Lui e Travor si precipitarono giù per le scale come segugi da caccia. Jason li raggiunse insieme alla signora Woods qualche secondo più tardi, preoccupato di doversi accontentare solo delle briciole.
Era incredibile, pensò Daphne, il modo in quei tre riuscivano ad illuminare qualunque ambiente in cui sostassero per più di dieci minuti. Si trattava di un vortice, un uragano di vivacità, composto da mille ali svolazzanti di farfalle: da quando aveva conosciuto lo strampalato trio, un pizzico di invidia si era impossessato di lei. Lei che non riusciva a costruire niente di solido, nessuna certezza, nessun rapporto a lungo termine.
Tutto ciò a cui si attaccava con disperazione era il bagliore di Alyssa, senza nemmeno crederci fino in fondo.
Provava ribrezzo per se stessa, per l’incapacità di trasmettere luce o anche solo di crearne di propria. Rimaneva una specie di vampiro; un pallido vampiro che si nutriva delle vite altrui.
Nemmeno si accorse dello sguardo penetrante di Logan, fermo sula sua figura da due minuti ormai.
Lo incrociò casualmente, sentendo uno strappo al petto nel momento in cui le loro iridi si trovarono. Giunse una domanda che non le aveva mai posto in tutti quegli anni.
«A che pensi?»
“Ai campi magnetici. A come non so crearli, ma solo sfruttarli.”
Daphne scrollò le spalle, evitando il confronto diretto.
«Nulla di specifico.
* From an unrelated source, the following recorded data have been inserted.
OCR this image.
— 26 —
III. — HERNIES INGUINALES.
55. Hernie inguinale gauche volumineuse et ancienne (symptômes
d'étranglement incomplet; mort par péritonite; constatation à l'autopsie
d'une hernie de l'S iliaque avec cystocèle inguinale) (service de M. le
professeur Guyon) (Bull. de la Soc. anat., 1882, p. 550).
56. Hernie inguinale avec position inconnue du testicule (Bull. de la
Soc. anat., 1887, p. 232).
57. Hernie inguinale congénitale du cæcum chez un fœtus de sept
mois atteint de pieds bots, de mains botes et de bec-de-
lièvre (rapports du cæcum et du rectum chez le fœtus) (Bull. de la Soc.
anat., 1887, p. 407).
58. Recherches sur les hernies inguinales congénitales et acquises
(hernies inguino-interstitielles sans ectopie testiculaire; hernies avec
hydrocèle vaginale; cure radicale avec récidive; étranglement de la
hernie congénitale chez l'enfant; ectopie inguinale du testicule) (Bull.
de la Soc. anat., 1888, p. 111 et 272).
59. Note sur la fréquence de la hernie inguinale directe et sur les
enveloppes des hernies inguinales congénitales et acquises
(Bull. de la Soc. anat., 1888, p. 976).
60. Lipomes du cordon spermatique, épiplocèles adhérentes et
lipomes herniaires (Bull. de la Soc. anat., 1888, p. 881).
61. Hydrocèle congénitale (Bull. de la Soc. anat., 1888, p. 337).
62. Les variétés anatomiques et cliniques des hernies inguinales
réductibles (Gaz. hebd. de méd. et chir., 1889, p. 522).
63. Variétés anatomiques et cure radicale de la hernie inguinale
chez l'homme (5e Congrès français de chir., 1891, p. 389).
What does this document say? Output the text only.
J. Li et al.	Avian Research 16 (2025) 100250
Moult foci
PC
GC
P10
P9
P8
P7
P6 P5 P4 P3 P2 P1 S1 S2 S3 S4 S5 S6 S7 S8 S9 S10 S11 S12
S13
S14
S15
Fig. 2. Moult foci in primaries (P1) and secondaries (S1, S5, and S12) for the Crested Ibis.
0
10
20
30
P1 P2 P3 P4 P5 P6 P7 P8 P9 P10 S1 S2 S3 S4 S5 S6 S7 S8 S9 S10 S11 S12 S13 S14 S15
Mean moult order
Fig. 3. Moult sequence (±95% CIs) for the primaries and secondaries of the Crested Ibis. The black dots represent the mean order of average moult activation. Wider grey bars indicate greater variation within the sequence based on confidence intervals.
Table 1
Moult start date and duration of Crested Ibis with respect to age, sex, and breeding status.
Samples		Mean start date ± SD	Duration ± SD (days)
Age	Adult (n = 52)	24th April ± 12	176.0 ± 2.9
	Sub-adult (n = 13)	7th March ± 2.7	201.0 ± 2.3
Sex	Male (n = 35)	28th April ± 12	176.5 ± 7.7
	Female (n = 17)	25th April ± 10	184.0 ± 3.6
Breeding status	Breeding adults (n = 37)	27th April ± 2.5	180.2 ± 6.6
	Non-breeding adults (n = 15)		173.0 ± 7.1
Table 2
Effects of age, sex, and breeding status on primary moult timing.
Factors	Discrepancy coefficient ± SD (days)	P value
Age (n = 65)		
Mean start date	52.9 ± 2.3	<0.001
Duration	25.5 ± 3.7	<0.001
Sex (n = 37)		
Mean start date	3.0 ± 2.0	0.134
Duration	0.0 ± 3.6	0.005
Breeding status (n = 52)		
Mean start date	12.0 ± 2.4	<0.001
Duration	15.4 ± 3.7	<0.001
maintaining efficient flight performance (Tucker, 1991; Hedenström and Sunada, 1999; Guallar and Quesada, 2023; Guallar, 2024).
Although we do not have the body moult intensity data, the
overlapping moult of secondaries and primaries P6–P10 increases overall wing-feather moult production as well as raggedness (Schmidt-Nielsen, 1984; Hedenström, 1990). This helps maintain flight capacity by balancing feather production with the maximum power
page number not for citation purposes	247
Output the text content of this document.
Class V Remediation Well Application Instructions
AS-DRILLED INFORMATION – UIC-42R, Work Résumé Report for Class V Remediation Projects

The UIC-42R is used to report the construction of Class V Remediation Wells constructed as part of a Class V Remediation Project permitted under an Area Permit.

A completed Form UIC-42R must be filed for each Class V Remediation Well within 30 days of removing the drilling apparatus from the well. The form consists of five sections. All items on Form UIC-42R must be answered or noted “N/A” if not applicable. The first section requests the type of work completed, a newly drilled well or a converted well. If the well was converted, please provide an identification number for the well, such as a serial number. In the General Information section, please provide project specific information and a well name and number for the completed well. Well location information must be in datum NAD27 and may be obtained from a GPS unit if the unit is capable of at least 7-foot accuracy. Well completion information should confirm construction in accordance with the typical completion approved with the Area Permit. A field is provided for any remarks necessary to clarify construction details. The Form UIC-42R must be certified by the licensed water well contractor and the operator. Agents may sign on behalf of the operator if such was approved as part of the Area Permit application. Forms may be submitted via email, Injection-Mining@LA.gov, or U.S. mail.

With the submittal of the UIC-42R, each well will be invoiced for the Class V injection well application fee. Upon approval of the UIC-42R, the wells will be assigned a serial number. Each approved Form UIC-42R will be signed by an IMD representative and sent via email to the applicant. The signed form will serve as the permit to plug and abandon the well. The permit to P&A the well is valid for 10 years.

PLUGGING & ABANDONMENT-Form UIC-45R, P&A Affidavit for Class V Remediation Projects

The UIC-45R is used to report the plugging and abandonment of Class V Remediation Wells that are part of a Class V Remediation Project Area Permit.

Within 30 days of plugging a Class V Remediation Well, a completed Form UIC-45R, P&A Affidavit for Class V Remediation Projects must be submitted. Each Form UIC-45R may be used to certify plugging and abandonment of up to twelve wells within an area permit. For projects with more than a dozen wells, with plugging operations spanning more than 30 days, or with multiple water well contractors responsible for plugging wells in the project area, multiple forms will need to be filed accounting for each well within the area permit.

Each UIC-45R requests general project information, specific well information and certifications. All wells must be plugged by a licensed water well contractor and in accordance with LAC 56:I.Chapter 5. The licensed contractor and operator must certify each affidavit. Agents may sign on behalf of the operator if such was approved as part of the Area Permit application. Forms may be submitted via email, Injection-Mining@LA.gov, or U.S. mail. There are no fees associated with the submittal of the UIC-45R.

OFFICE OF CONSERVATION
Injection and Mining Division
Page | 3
Sono solo stanca.»
«Tua madre è ancora di sotto», rimarcò lui.
L’altra annuì piano, consapevole di quanto fosse inutile sottolinearlo.
Dell’irruzione a casa Woods, del cortocircuito di telefonate, dell’apprensione con cui sua madre contagiava chiunque capitasse a tiro, preferiva non parlare. La situazione appariva talmente assurda da destabilizzarla. Almeno le aveva dato la possibilità di rintanarsi lì, nella stanza di Logan, senza dover assistere al teatrino degli orrori che si stava svolgendo al pianoterra.
Notò che l’amico faceva per avvicinarsi, magari accovacciarsi a terra, ma glielo impedì. Schizzata in piedi a propria volta, lo superò in un paio di falcate.
«Dai, raggiungiamo gli altri.»

*  *  *
 
 
 
La camera appariva più buia del solito.
Valeva a poco o a nulla l’unica lampada accesa, sulla scrivania, con una campana d’orzo bruciato intorno.
Ethan si lasciò scivolare sul pavimento, sul tappeto persiano che avevano comprato secoli fa, durante un viaggio in India. Quel tappeto era entrato in casa anni prima della sua nascita e rimaneva più padrone del luogo di quanto lui sarebbe mai potuto essere. Diritto di primogenitura o qualcosa di simile.
Tapparelle abbassate, porta chiusa, si concesse di abbassare anche le palpebre, per un istante o due. 
La superficie del persiano era terribilmente scomoda. A differenza degli altri normali tappeti, quello era l’unico con dei villi ispidi che raschiavano guance, mani, polsi, caviglie, ogni centimetro di pelle scoperta.
Non gli piaceva proprio. In netto contrasto con l’arredamento spoglio, con il poster di Che Guevara - che lo scrutava con rimprovero dalla parete di fronte – e con quelli incorniciati dei The Clash; in netto contrasto con l’intera sfera di valori che si proponeva di mantenere intatta, quel tappeto arabescato aderiva al resto della stanza come un occhio nero, tumefatto al centro di un viso candido.
Lo disturbava terribilmente un pensiero simile.
Il suono della televisione, dalla cucina, fu l’interferenza finale.
Lo scroscio di applausi e risate in un quiz a premi di pessima qualità teneva incollata Yvonne, la cui risata risaliva il corridoio fino a lì. L’accendeva sempre, quando aveva finito di preparare la cena.
Alla sua compagnia Ethan si era ormai abituato. Non lo infastidivano più le dita grassocce, i modi sbrigativi con cui accumulava oggetti sparsi per rimuoverli da un tavolino, creando un’accozzaglia indistricabile di cianfrusaglie.
Non si poteva dire lo stesso di sua madre: non c’era stato verso di farle andar giù l’intera storia del trasferimento in casa loro.
Troppo buona, Yvonne, a tollerarla nei momenti in cui si imbizzarriva e s’impuntava su questioni di poco conto, come il ritrovamento delle chiavi di casa – assurdo davvero – in un luogo diverso dal solito.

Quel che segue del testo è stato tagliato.